La cour évite ainsi de maintenir une condamnation dépourvue d’effectivité. Une telle injonction aurait conduit à l’accumulation d’une astreinte dont le montant n’aurait pu être liquidé qu’au terme d’une procédure supplémentaire, sans qu’aucun document ne puisse jamais être communiqué.

B. La préservation des droits des bailleurs par la voie indemnitaire

La réformation du jugement sur ce point ne laisse pas les bailleurs sans recours. La cour prend soin de préciser qu’ils « n’ont pas formulé de demande alternative en dommages et intérêts ». Cette mention n’est pas anodine. Elle suggère que l’inexécution avérée des obligations d’entretien aurait pu fonder une action en responsabilité contractuelle.

Le préjudice subi par les bailleurs du fait de l’absence d’entretien de la chaudière et de ramonage de l’insert pourrait se traduire par des dégradations des équipements ou un vieillissement prématuré. Une demande de dommages et intérêts aurait permis d’obtenir une réparation pécuniaire de ce chef de préjudice. L’arrêt laisse ouverte cette possibilité pour une instance ultérieure.

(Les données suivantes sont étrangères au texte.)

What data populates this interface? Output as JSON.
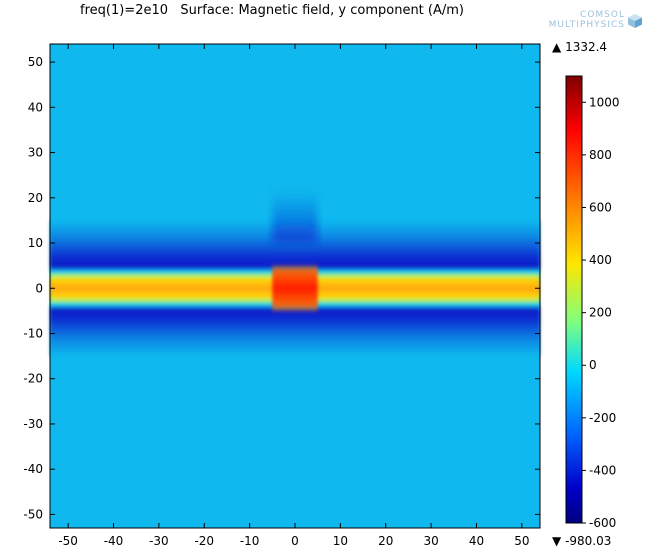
{
  "title_line": "freq(1)=2e10   Surface: Magnetic field, y component (A/m)",
  "logo": {
    "line1": "COMSOL",
    "line2": "MULTIPHYSICS"
  },
  "colorbar": {
    "max_label": "1332.4",
    "min_label": "-980.03",
    "ticks": [
      "1000",
      "800",
      "600",
      "400",
      "200",
      "0",
      "-200",
      "-400",
      "-600"
    ]
  },
  "colors": {
    "background_field": "#0fb8ee",
    "stripe_core": "#ff9b0a"
  },
  "chart_data": {
    "type": "heatmap",
    "title": "freq(1)=2e10   Surface: Magnetic field, y component (A/m)",
    "xlim": [
      -54,
      54
    ],
    "ylim": [
      -53,
      54
    ],
    "x_ticks": [
      "-50",
      "-40",
      "-30",
      "-20",
      "-10",
      "0",
      "10",
      "20",
      "30",
      "40",
      "50"
    ],
    "y_ticks": [
      "50",
      "40",
      "30",
      "20",
      "10",
      "0",
      "-10",
      "-20",
      "-30",
      "-40",
      "-50"
    ],
    "x_tick_values": [
      -50,
      -40,
      -30,
      -20,
      -10,
      0,
      10,
      20,
      30,
      40,
      50
    ],
    "y_tick_values": [
      50,
      40,
      30,
      20,
      10,
      0,
      -10,
      -20,
      -30,
      -40,
      -50
    ],
    "colorbar_range": [
      -600,
      1100
    ],
    "colorbar_tick_values": [
      1000,
      800,
      600,
      400,
      200,
      0,
      -200,
      -400,
      -600
    ],
    "colormap": "rainbow (blue to red)",
    "field_description": {
      "background_value": 0,
      "stripe_band_y": [
        -6,
        6
      ],
      "stripe_value": 550,
      "center_hotspot_x": [
        -5,
        5
      ],
      "center_hotspot_value": 1000,
      "negative_rims_y": [
        [
          8,
          12
        ],
        [
          -12,
          -8
        ]
      ],
      "negative_rim_value": -450,
      "negative_lobes_x": [
        -5,
        5
      ],
      "negative_lobes_y": [
        [
          10,
          22
        ],
        [
          -22,
          -10
        ]
      ],
      "negative_lobe_value": -250
    }
  }
}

S’agissant des frais irrépétibles de première instance, la cour refuse de remettre en cause la condamnation des locataires à verser 1 300 euros. Elle retient que « M. et Mme ayant dû agir en justice afin de faire valoir leurs droits, l’équité ne justifie pas la remise en cause du principe de leur condamnation ». Cette solution confirme que la réformation partielle du jugement ne remet pas en cause la légitimité de l’action des bailleurs, qui ont obtenu satisfaction sur l’essentiel de leurs demandes.

Source : Cour de cassation – Base Open Data « Judilibre » & « Légifrance ».